Opposition leader Kem Sokha rallies supporters in Kandal province. (Siv Channa)
Opposition leader Kem Sokha rallies supporters in Kandal province. (Siv Channa)

“The Cambodia National Rescue Party ensures that we will protect Cambodian land because Sam Rainsy and Kem Sokha are not indebted to Vietnam, Thailand or other foreigners,” Mr. Sokha said.

Claims of a cozy relationship between Prime Minister Hun Sen’s government and Hanoi have long been a central grievance of opposition parties, who have claimed that a tacit pro-Vietnamese policy by the government has led to lax enforcement of immigration policies, favorable treatment of Vietnamese investors and even the loss of Cambodian land.

Mr. Sokha, however, mentioned Cambodia’s neighbor by name only twice in his speeches Thursday.
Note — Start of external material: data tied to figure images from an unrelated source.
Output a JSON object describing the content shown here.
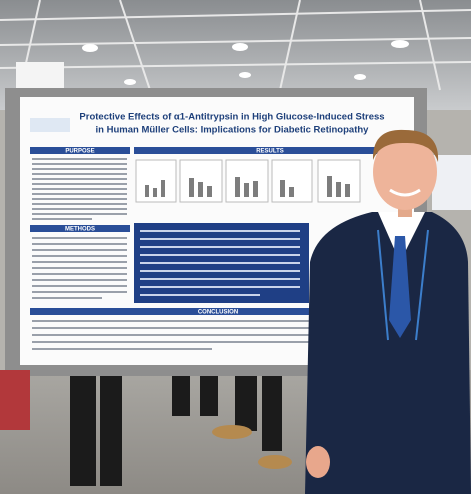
{
  "poster": {
    "title_lines": [
      "Protective Effects of α1-Antitrypsin in High Glucose-Induced Stress",
      "in Human Müller Cells: Implications for Diabetic Retinopathy"
    ],
    "sections": [
      "PURPOSE",
      "METHODS",
      "RESULTS",
      "CONCLUSION"
    ]
  }
}
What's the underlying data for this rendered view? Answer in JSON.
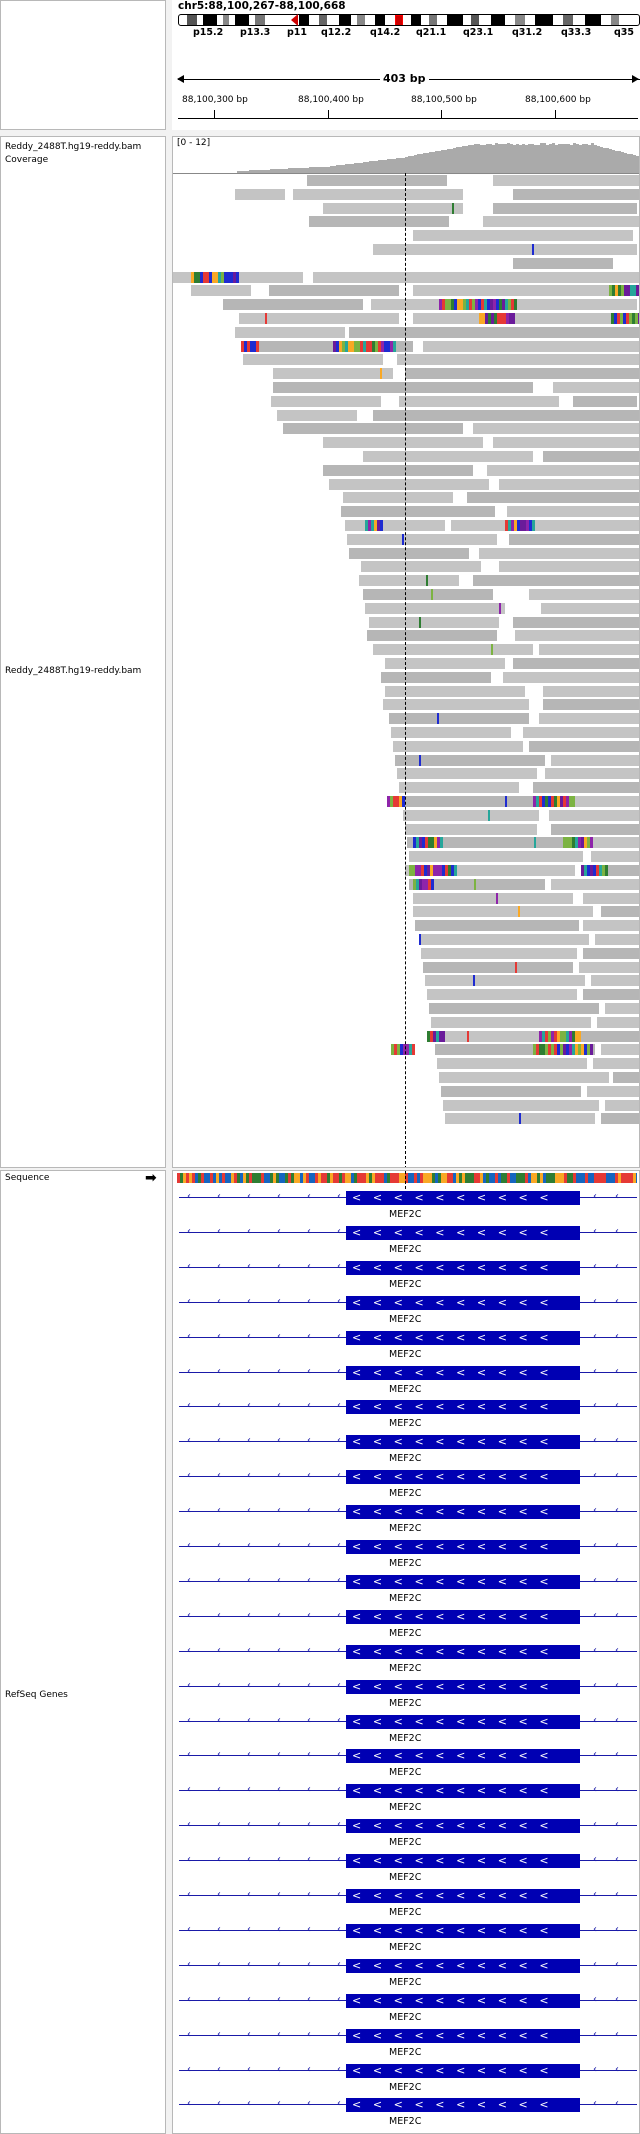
{
  "header": {
    "locus": "chr5:88,100,267-88,100,668",
    "bands": [
      "p15.2",
      "p13.3",
      "p11",
      "q12.2",
      "q14.2",
      "q21.1",
      "q23.1",
      "q31.2",
      "q33.3",
      "q35"
    ],
    "span_label": "403 bp",
    "ticks": [
      "88,100,300 bp",
      "88,100,400 bp",
      "88,100,500 bp",
      "88,100,600 bp"
    ]
  },
  "tracks": {
    "coverage_label": "Reddy_2488T.hg19-reddy.bam Coverage",
    "coverage_range": "[0 - 12]",
    "alignment_label": "Reddy_2488T.hg19-reddy.bam",
    "sequence_label": "Sequence",
    "refseq_label": "RefSeq Genes"
  },
  "genes": {
    "name": "MEF2C",
    "strand_glyph": "<",
    "row_count": 28
  },
  "colors": {
    "gene_blue": "#0000b3",
    "read_grey": "#c4c4c4",
    "mismatch": [
      "#e53935",
      "#2e7d32",
      "#7cb342",
      "#1e2bd1",
      "#8e24aa",
      "#f9a825",
      "#6a1b9a",
      "#26a69a"
    ]
  }
}
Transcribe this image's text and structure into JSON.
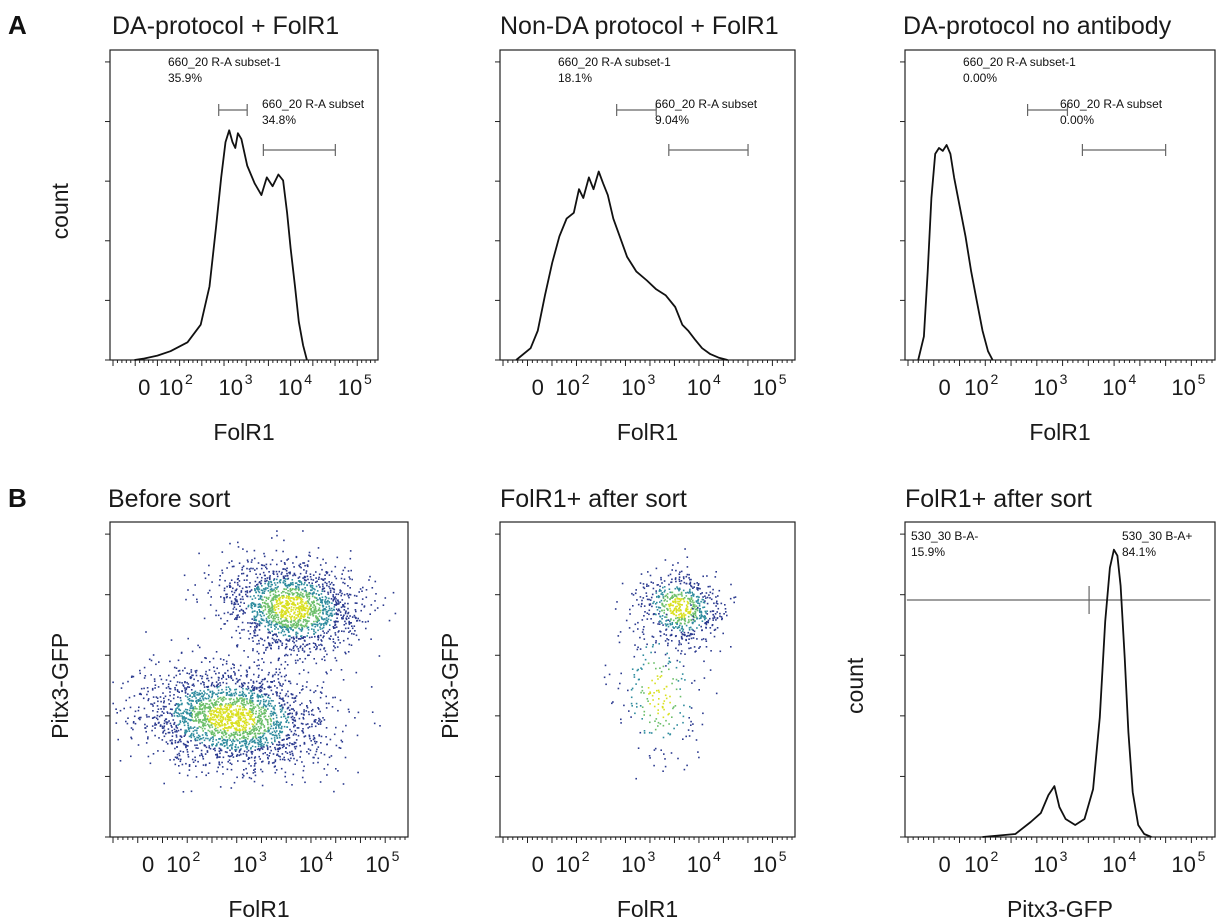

“Before this year’s campaign, we advised our activists not to talk much about these [Vietnamese] issues because people consider us racist,” Mr. Sokha said during a break in campaigning.

“The CPP accuses us of that. We know they follow us and record our voices and give those recordings to the ambassadors at embassies and say that we are racist.”

Indeed, Tith Sothea, a spokesman for the Council of Ministers’ Press and Quick Reaction unit, said last month that Mr. Hun Sen had instructed his office to transcribe speeches by the opposition to show the international community what tactics the CNRP were using to draw support.

Mr. Sokha said Thursday that the two most important messages he is delivering to the people is that the CNRP can maintain stability if it is voted into government and has the financial means to deliver on its campaign promises.

And although Mr. Sokha was careful Thursday to refrain from repeatedly calling out Vietnam by name, his speeches included a number of thinly veiled references to the country that toppled the Khmer Rouge and installed a communist government.

“If we still keep a leader that is controlled by foreigners, our country will remain under foreign control, and if we want our country to survive and not be run by foreigners, you must vote CNRP,” Mr. Sokha said during both of his speeches Thursday.